- Born: Robert Foster Charles Conners December 12, 1933 Clearfield, Pennsylvania, U.S.
- Died: November 23, 2014 (aged 80) Marco Island, Florida, U.S.
- Education: Ohio State University
- Spouse: Linda Conners
- Children: 4
- Career
- Show: Bob Conners in the Morning (1978–2011)
- Stations: WTVN-AM, Columbus, Ohio
- Show: BC's Saturday Morning Open Phones
- Stations: WTVN-AM, Columbus, Ohio
- Style: Morning radio

= Bob Conners =

American radio personality

Robert Foster Charles Conners (December 12, 1933 – November 23, 2014), known professionally as Bob Conners, was an American radio personality on Columbus, Ohio's AM radio station 610 WTVN. On his retirement in 2011, he had been on the air in Columbus for over forty years, 33 of them as WTVN morning show host. In total, his broadcasting career lasted more than 60 years.

==Early life==
Conners was born in Clearfield, Pennsylvania on December 12, 1933, to Robert Charles and Zona (née Foster) Conners. He graduated from St. Marys Central Catholic High School in St. Marys, Pennsylvania in 1952.

==Career==
Conners began his broadcasting work while in high school at WKBI in St. Marys and continued at WJET in Erie, Pennsylvania. He served in the United States Army from 1956 to 1958, then resumed broadcasting roles at KSON and KDEO in San Diego, California, and WEEP in Pittsburgh, Pennsylvania. He began his career at WTVN in 1964 after moving to Columbus from Pittsburgh. After a three-year interlude as the afternoon presenter at WBNS-AM in Columbus from 1973 to 1976, he returned to WTVN where he was named morning show host in 1978.
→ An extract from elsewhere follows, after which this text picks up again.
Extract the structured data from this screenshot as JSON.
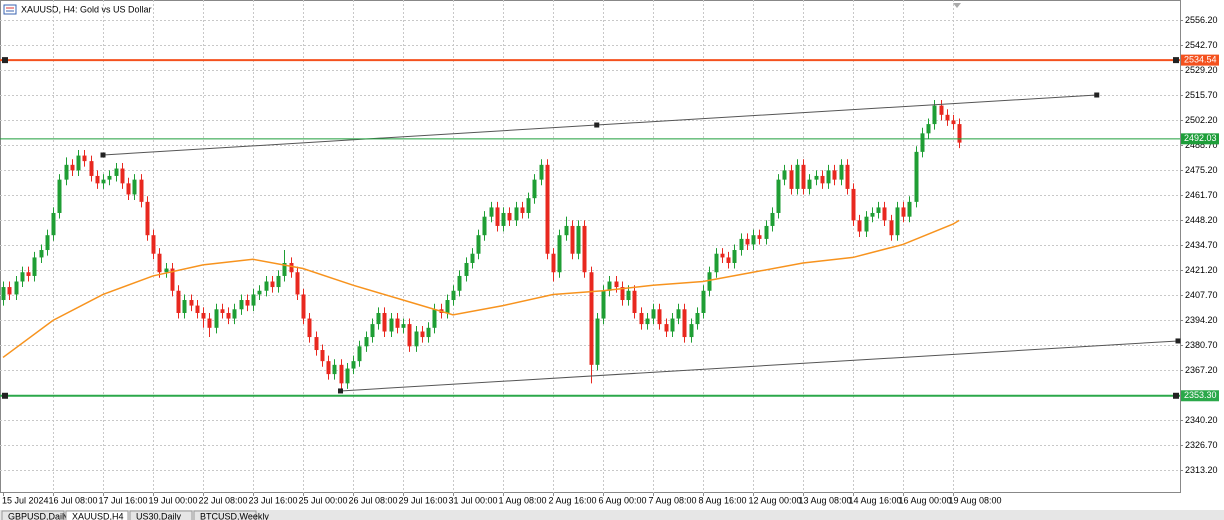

===Bob Conners in the Morning===
Prior to Conners' 2011 retirement, Bob Conners in the Morning aired weekday mornings from 5:35 a.m. to 9 a.m. His show had been a mainstay of Columbus radio since 1979. The show interspersed news, weather, and traffic reports between segments discussing issues of varied interest, as well as interviews with authors and local personalities.

===BC's Saturday Morning Open Phones===
On BC's Saturday Morning Open Phones, callers could speak about any topic, whether a simple announcement of a charity event or a minutes-long political rant. There were several regular callers who bantered with Conners over politics or the latest Ohio State University football game. BC's Saturday Morning Open Phones aired Saturdays on WTVN from 6:00 a.m. to 10:00 a.m.
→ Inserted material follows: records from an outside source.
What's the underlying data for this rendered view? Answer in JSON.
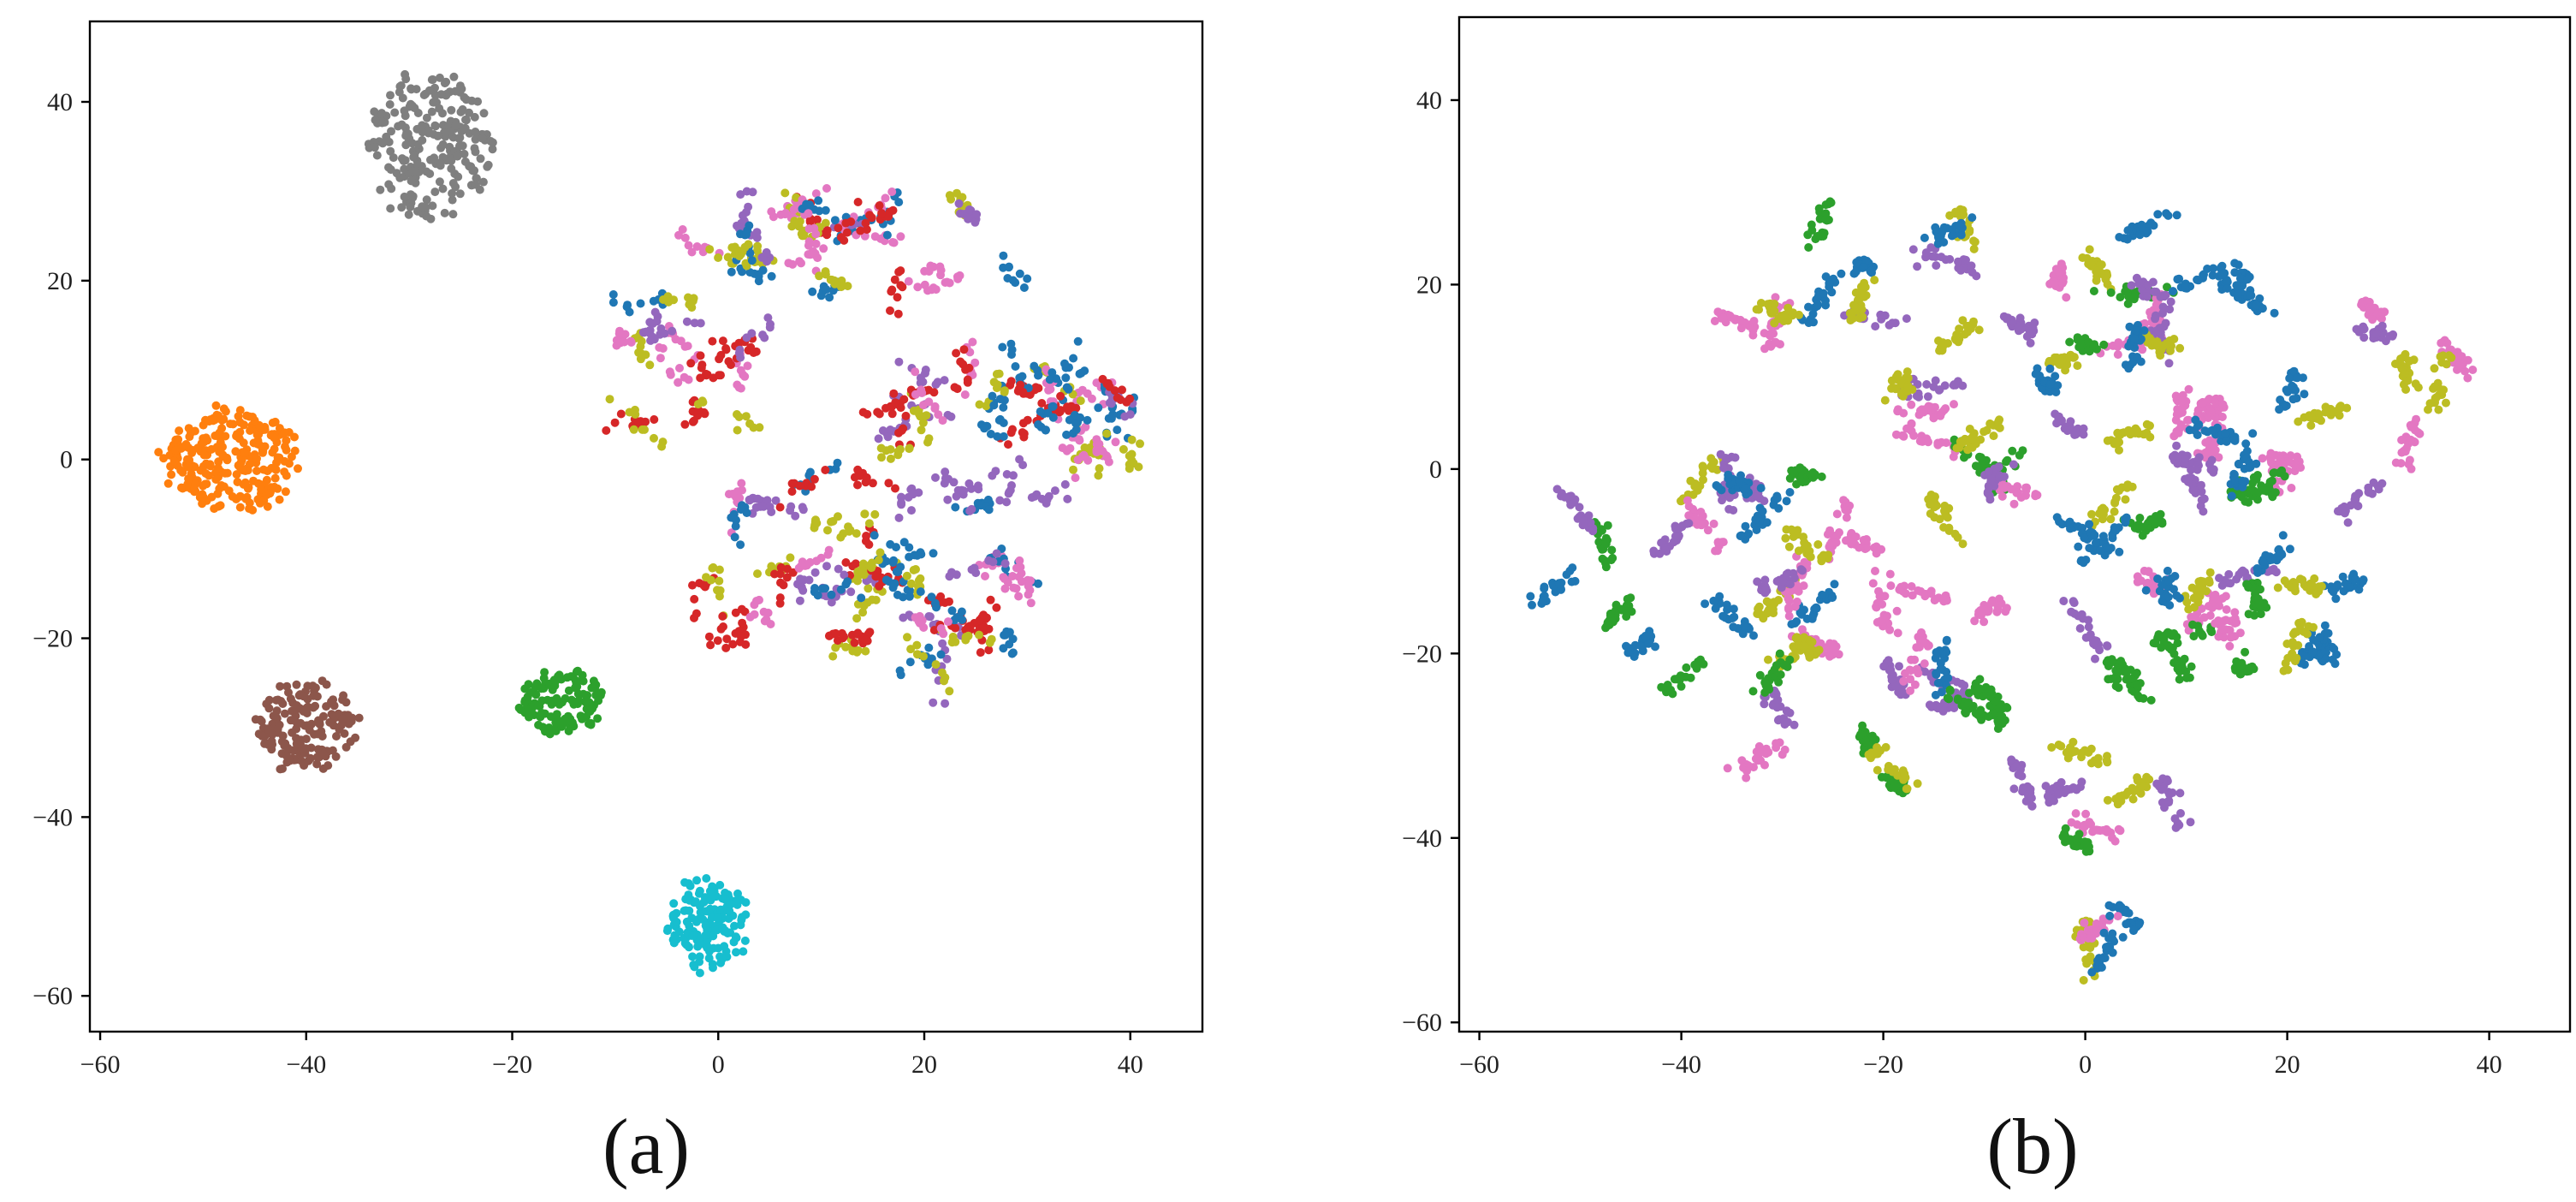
{
  "colors": {
    "blue": "#1f77b4",
    "orange": "#ff7f0e",
    "green": "#2ca02c",
    "red": "#d62728",
    "purple": "#9467bd",
    "brown": "#8c564b",
    "pink": "#e377c2",
    "gray": "#7f7f7f",
    "olive": "#bcbd22",
    "cyan": "#17becf"
  },
  "chart_data": [
    {
      "type": "scatter",
      "caption": "(a)",
      "xlim": [
        -61,
        47
      ],
      "ylim": [
        -64,
        49
      ],
      "xticks": [
        -60,
        -40,
        -20,
        0,
        20,
        40
      ],
      "yticks": [
        -60,
        -40,
        -20,
        0,
        20,
        40
      ],
      "xtick_labels": [
        "−60",
        "−40",
        "−20",
        "0",
        "20",
        "40"
      ],
      "ytick_labels": [
        "−60",
        "−40",
        "−20",
        "0",
        "20",
        "40"
      ],
      "grid": false,
      "clusters": [
        {
          "color": "gray",
          "cx": -28,
          "cy": 35,
          "rx": 6,
          "ry": 8,
          "n": 240
        },
        {
          "color": "orange",
          "cx": -47,
          "cy": 0,
          "rx": 6.5,
          "ry": 5.5,
          "n": 260
        },
        {
          "color": "brown",
          "cx": -40,
          "cy": -30,
          "rx": 4.5,
          "ry": 5,
          "n": 170
        },
        {
          "color": "green",
          "cx": -15,
          "cy": -27,
          "rx": 4,
          "ry": 3.5,
          "n": 120
        },
        {
          "color": "cyan",
          "cx": -1,
          "cy": -52,
          "rx": 3.5,
          "ry": 5,
          "n": 150
        }
      ],
      "mixed_region": {
        "colors": [
          "red",
          "purple",
          "blue",
          "olive",
          "pink"
        ],
        "n": 1400,
        "bands": [
          {
            "cx": 14,
            "cy": 24,
            "rx": 16,
            "ry": 7
          },
          {
            "cx": 26,
            "cy": 3,
            "rx": 15,
            "ry": 9
          },
          {
            "cx": 8,
            "cy": -12,
            "rx": 12,
            "ry": 10
          },
          {
            "cx": 22,
            "cy": -16,
            "rx": 8,
            "ry": 9
          },
          {
            "cx": -3,
            "cy": 10,
            "rx": 7,
            "ry": 10
          },
          {
            "cx": 36,
            "cy": 5,
            "rx": 5,
            "ry": 5
          }
        ]
      }
    },
    {
      "type": "scatter",
      "caption": "(b)",
      "xlim": [
        -62,
        48
      ],
      "ylim": [
        -61,
        49
      ],
      "xticks": [
        -60,
        -40,
        -20,
        0,
        20,
        40
      ],
      "yticks": [
        -60,
        -40,
        -20,
        0,
        20,
        40
      ],
      "xtick_labels": [
        "−60",
        "−40",
        "−20",
        "0",
        "20",
        "40"
      ],
      "ytick_labels": [
        "−60",
        "−40",
        "−20",
        "0",
        "20",
        "40"
      ],
      "grid": false,
      "mixed_region": {
        "colors": [
          "blue",
          "green",
          "purple",
          "pink",
          "olive"
        ],
        "n": 3300,
        "bands": [
          {
            "cx": -28,
            "cy": 22,
            "rx": 10,
            "ry": 8
          },
          {
            "cx": -5,
            "cy": 20,
            "rx": 22,
            "ry": 9
          },
          {
            "cx": 25,
            "cy": 8,
            "rx": 14,
            "ry": 12
          },
          {
            "cx": -10,
            "cy": 0,
            "rx": 30,
            "ry": 10
          },
          {
            "cx": -35,
            "cy": -15,
            "rx": 12,
            "ry": 10
          },
          {
            "cx": -10,
            "cy": -18,
            "rx": 20,
            "ry": 9
          },
          {
            "cx": 15,
            "cy": -15,
            "rx": 12,
            "ry": 10
          },
          {
            "cx": -25,
            "cy": -30,
            "rx": 10,
            "ry": 6
          },
          {
            "cx": 0,
            "cy": -38,
            "rx": 10,
            "ry": 8
          },
          {
            "cx": 0,
            "cy": -50,
            "rx": 6,
            "ry": 4
          },
          {
            "cx": -50,
            "cy": -12,
            "rx": 4,
            "ry": 8
          },
          {
            "cx": 35,
            "cy": 5,
            "rx": 5,
            "ry": 4
          }
        ]
      }
    }
  ]
}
During the last several years of his WTVN career, Conners performed his show during the winter months remotely from a studio installed in his second home in Marco Island, Florida.

==Personal life==
According to his obituary, Conners had a lifelong interest in aviation and was an instrument-rated pilot. He earned his bachelor's degree in Aviation and Communications from Ohio State University in 1986. He was a member of the Commemorative Air Force and served as announcer for many air shows at Rickenbacker Air National Guard Base near Columbus.

==Retirement and death==
On October 24, 2011, Conners announced that he would be retiring and his last official day on-air would be November 30, 2011.

His retirement was marked by a statement on the floor of the US Congress by Representative Pat Tiberi of Ohio's 12th Congressional District. At the time he indicated he planned to continue to live with his family in the Eastmoor neighborhood of Columbus most of the year.

On November 24, 2014, the station announced Conners' death of mantle cell lymphoma at his winter home in Marco Island the previous day at the age of 80. He was survived by his wife of 37 years, Linda, and four children, 13 grandchildren and 3 great-grandchildren.